Over 65,000 civilians displaced by recent violence in Syria’s Aleppo


Displaced civilians from Kobane watch U.S. warplanes hitting locations of the Islamic State's militants in the embattled city at the Syrian-Turkish border. File photo

The United Nation’s humanitarian coordination agency (OCHA) said Sunday that a total of 66,000 civilians have been displaced by fighting along two fronts in Syria’s northern Aleppo Governorate.

“This includes nearly 40,000 people from Al-Bab city and nearby Taduf town, as well as 26,000 people from communities to the east of Al-Bab,” OCHA said.

After several months of fighting, Turkey-backed rebels seized Al-Bab city from ISIS on February 23.

According to OCHA, the 39,766 people displaced from Al-Bab fled north to areas controlled by other rebel forces, and the “high contamination” of unexploded bombs and booby traps set by retreating ISIS jihadists was complicating efforts to return.

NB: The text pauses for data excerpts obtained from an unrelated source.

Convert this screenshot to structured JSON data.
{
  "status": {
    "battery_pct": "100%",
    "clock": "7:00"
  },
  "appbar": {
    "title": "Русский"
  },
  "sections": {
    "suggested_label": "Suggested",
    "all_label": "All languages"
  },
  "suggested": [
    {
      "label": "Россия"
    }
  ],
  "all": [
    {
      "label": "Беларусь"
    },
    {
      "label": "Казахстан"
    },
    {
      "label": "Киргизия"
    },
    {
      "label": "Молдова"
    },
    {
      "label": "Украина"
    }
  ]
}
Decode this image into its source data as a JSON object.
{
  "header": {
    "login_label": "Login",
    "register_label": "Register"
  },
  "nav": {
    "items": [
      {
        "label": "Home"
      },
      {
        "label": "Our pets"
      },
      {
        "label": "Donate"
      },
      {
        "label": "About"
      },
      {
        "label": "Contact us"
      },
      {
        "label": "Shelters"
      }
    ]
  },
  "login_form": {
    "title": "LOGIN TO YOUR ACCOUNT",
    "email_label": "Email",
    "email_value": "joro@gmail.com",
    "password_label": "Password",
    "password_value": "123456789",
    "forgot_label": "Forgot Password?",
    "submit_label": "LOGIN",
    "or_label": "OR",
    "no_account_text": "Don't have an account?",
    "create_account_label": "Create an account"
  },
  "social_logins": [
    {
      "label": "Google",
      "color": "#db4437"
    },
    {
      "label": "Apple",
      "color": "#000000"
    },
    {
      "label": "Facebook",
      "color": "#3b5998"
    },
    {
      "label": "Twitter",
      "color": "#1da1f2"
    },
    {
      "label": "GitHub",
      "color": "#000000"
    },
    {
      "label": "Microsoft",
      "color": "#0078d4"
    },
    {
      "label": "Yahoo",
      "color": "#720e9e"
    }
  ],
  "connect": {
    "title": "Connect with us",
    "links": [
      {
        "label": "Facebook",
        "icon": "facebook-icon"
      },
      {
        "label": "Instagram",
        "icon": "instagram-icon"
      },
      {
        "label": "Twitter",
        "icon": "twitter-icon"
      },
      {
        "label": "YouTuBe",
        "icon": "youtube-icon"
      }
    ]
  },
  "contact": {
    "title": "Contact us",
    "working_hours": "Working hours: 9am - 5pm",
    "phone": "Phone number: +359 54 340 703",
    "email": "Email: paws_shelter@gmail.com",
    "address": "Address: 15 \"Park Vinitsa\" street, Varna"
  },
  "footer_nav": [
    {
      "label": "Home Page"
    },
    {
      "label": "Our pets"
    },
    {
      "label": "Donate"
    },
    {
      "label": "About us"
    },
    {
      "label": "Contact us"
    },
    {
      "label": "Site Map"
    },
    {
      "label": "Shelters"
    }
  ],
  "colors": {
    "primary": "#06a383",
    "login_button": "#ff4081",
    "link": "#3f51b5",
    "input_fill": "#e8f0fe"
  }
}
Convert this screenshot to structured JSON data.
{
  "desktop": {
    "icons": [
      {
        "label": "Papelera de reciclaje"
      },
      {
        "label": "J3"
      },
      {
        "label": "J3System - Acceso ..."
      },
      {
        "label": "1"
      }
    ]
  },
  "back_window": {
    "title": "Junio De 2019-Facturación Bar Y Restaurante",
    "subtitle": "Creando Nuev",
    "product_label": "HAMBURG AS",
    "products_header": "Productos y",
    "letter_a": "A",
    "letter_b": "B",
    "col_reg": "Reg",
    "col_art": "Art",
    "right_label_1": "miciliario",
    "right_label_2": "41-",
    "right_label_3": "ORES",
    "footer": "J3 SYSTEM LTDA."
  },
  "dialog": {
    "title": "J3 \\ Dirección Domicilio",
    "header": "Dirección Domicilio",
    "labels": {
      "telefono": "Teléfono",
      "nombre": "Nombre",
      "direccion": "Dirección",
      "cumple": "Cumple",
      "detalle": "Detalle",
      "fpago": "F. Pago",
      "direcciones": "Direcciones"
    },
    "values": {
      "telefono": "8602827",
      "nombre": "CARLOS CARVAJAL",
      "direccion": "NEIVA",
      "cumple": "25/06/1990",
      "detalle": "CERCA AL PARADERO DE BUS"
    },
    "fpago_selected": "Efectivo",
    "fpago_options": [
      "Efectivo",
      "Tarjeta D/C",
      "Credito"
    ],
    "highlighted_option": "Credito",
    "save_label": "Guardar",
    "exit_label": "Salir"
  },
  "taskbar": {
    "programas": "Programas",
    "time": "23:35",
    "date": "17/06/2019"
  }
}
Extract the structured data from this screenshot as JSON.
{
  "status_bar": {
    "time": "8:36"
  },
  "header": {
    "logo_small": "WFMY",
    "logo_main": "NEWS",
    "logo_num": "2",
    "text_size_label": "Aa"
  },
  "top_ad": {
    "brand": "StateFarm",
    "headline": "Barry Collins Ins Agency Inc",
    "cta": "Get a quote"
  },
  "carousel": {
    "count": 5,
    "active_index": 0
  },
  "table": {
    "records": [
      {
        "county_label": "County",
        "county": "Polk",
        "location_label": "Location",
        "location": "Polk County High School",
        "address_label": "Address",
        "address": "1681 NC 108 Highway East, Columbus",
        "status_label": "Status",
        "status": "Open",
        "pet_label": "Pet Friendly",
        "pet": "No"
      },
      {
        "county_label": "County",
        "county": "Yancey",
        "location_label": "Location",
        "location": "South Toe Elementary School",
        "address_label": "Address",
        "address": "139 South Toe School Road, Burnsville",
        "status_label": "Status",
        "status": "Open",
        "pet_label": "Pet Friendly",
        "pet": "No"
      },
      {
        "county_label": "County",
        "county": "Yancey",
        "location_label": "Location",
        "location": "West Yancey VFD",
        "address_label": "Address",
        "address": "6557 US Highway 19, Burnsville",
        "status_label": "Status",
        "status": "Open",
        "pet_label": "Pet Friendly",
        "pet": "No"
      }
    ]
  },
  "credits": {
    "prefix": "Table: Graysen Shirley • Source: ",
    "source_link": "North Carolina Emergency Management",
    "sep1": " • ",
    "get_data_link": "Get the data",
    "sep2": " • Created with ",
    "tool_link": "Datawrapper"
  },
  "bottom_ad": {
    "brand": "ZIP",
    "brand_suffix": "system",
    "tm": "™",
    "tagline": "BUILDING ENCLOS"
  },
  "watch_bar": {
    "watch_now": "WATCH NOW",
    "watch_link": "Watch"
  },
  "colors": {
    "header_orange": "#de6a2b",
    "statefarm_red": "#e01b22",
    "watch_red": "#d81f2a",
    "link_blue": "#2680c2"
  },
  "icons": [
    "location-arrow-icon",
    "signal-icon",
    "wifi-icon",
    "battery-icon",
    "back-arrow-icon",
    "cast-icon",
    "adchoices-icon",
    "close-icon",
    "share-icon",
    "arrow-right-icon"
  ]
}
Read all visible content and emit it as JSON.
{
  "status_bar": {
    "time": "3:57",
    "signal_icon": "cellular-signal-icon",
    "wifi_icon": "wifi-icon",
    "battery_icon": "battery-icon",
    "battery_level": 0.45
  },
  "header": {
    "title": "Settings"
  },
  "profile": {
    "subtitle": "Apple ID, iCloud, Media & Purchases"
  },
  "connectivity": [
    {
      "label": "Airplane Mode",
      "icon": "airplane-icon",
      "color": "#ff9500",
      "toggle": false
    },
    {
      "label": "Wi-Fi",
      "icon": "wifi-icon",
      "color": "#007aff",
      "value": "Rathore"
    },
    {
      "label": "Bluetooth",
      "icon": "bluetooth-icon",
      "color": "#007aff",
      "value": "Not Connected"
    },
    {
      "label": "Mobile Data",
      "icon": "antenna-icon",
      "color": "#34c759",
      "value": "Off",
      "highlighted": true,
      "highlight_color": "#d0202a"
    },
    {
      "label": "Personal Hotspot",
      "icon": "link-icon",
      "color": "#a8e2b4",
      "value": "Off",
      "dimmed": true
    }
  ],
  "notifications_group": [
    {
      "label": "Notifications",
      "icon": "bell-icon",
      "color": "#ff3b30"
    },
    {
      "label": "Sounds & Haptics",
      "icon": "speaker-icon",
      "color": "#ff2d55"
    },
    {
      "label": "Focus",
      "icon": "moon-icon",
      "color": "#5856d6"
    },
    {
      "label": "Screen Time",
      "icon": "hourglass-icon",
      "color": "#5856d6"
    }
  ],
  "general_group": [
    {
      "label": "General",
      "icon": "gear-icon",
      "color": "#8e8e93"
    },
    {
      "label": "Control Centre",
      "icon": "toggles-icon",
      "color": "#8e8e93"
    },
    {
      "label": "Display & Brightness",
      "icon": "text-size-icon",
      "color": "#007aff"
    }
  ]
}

Since February 25, another 26,000 people fled violence east of Al-Bab, where Syrian government forces have also been waging a fierce offensive against ISIS.

A large number of those recently displaced sought refuge in areas around Manbij, a town controlled by the US-backed Syrian Democratic Forces.

Since war broke out in Syria in March 2011, more than half of its population has been forced to flee their homes. Aleppo Governorate hosts tens of thousands of displaced Syrians, many in camps near the Turkish border.